We have been warning ever since Sir Callum McCarthy made his Gleneagles speech that the state, nor its agents, had no right intruding in to the private lives of its citizens, nor indeed should it involve itself in the legal contractual arrangements between citizens and businesses.
We have contended, and continue to, that regulation is about refereeing, holding the ring while the various parties discuss and negotiate their business arrangements.
Now it looks as if some lenders, mainly out of fear of upsetting the City regulator, have taken it upon themselves to ask borrowers about the minute details of their lifestyles, from how much they pay for a hair cut to whether or not they have Sky television.
All this is about regulation by the rear-view mirror, with regulators having made such a mess in the years leading up to the global banking crisis and following recession, they are now anxious to do what they should have done then.
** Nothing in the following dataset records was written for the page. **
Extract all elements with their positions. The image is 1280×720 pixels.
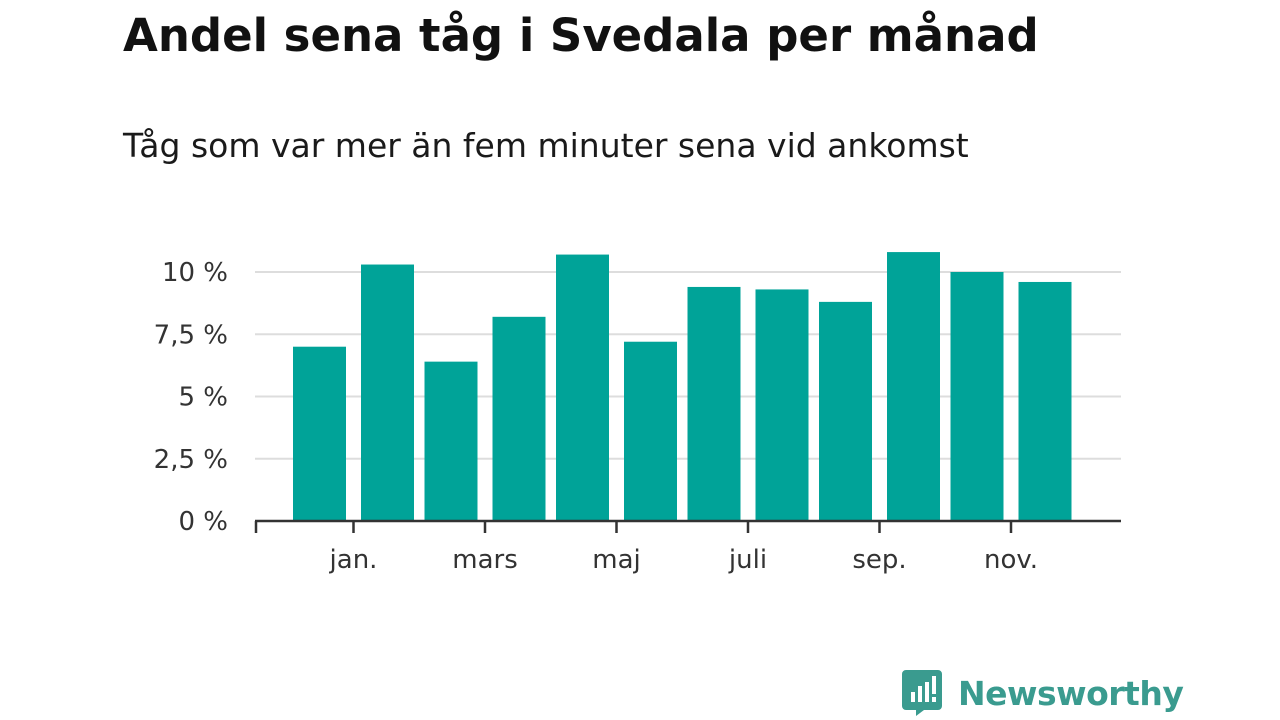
y-tick-label: 2,5 %	[154, 445, 228, 475]
bar-maj	[624, 341, 677, 521]
x-tick-label: mars	[452, 545, 518, 575]
brand-name: Newsworthy	[958, 673, 1184, 713]
newsworthy-logo-icon	[902, 670, 942, 716]
x-tick-label: maj	[592, 545, 640, 575]
x-tick-label: sep.	[852, 545, 906, 575]
bar-jan	[361, 264, 414, 521]
y-tick-label: 5 %	[178, 383, 228, 413]
y-tick-label: 7,5 %	[154, 320, 228, 350]
x-tick-label: jan.	[329, 545, 378, 575]
y-axis-labels: 0 % 2,5 % 5 % 7,5 % 10 %	[154, 258, 228, 537]
bar-apr	[556, 254, 609, 521]
bar-nov	[1018, 281, 1072, 521]
y-tick-label: 0 %	[178, 507, 228, 537]
x-tick-label: juli	[728, 545, 767, 575]
bar-juli	[755, 289, 809, 521]
bars	[293, 252, 1072, 521]
x-tick-label: nov.	[984, 545, 1038, 575]
bar-sep	[887, 252, 940, 521]
y-tick-label: 10 %	[162, 258, 228, 288]
x-axis	[254, 519, 1121, 533]
newsworthy-logo: Newsworthy	[902, 670, 1184, 716]
bar-dec	[293, 346, 346, 521]
x-axis-labels: jan. mars maj juli sep. nov.	[329, 545, 1038, 575]
bar-aug	[819, 301, 872, 521]
chart-subtitle: Tåg som var mer än fem minuter sena vid …	[123, 126, 969, 165]
bar-mars	[492, 316, 546, 521]
chart-title: Andel sena tåg i Svedala per månad	[123, 9, 1039, 62]
bar-juni	[687, 286, 741, 521]
bar-feb	[424, 361, 478, 521]
bar-okt	[950, 272, 1004, 521]
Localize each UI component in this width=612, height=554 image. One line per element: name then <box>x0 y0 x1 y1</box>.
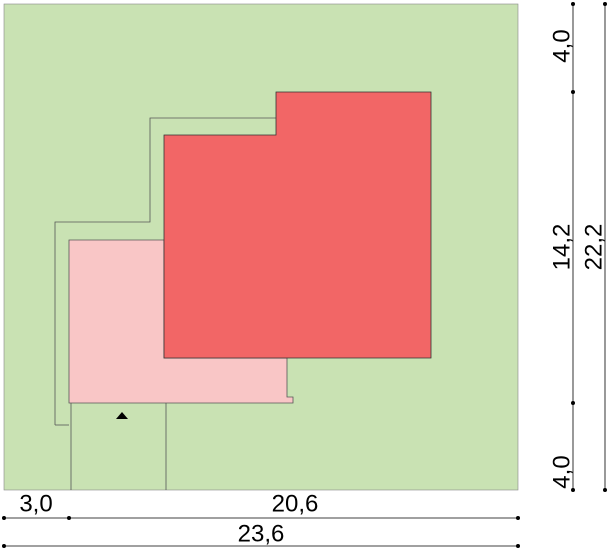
ticks <box>571 2 607 492</box>
bottom-dimensions: 3,0 20,6 23,6 <box>2 490 520 548</box>
dimension-label: 4,0 <box>548 29 575 62</box>
dimension-label: 22,2 <box>580 224 607 271</box>
setback-outline <box>54 117 276 425</box>
entrance-marker <box>116 412 128 419</box>
dimension-label: 20,6 <box>272 490 319 517</box>
dimension-label: 4,0 <box>548 455 575 488</box>
dimension-label: 3,0 <box>19 490 52 517</box>
house <box>163 91 432 359</box>
right-dimensions: 4,0 14,2 4,0 22,2 <box>548 2 607 492</box>
dimension-label: 14,2 <box>548 224 575 271</box>
ticks <box>2 516 520 548</box>
dimension-label: 23,6 <box>238 520 285 547</box>
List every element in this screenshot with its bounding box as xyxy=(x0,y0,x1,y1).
We only have to read the various reports and Alex Brummer’s excellent book on Northern Rock, The Crunch, then read the Treasury select committee’s forensic analysis of Project Verde and the Co-op Bank mess to see how far advanced has financial regulation come from those days.
Prudent lending and stress-testing a would-be borrower’s ability to keep up his or her mortgage repayments under different scenarios is responsible lending, but it is not the regulator’s business if someone chooses to allocate more than 40 per cent of his take-home pay to securing a roof over his head.
However, the lender is duty-bound to bring all the consequences of rate increases to the borrowers’ attention and seek reassurance that he or she fully understands the consequences. As we have said before, part of the social compact across the generations is that the baby-boomers must make room for younger people, burdened as they are with debt even before emerging from university, to get on the housing ladder.
This is a social obligation, and one that we must honour.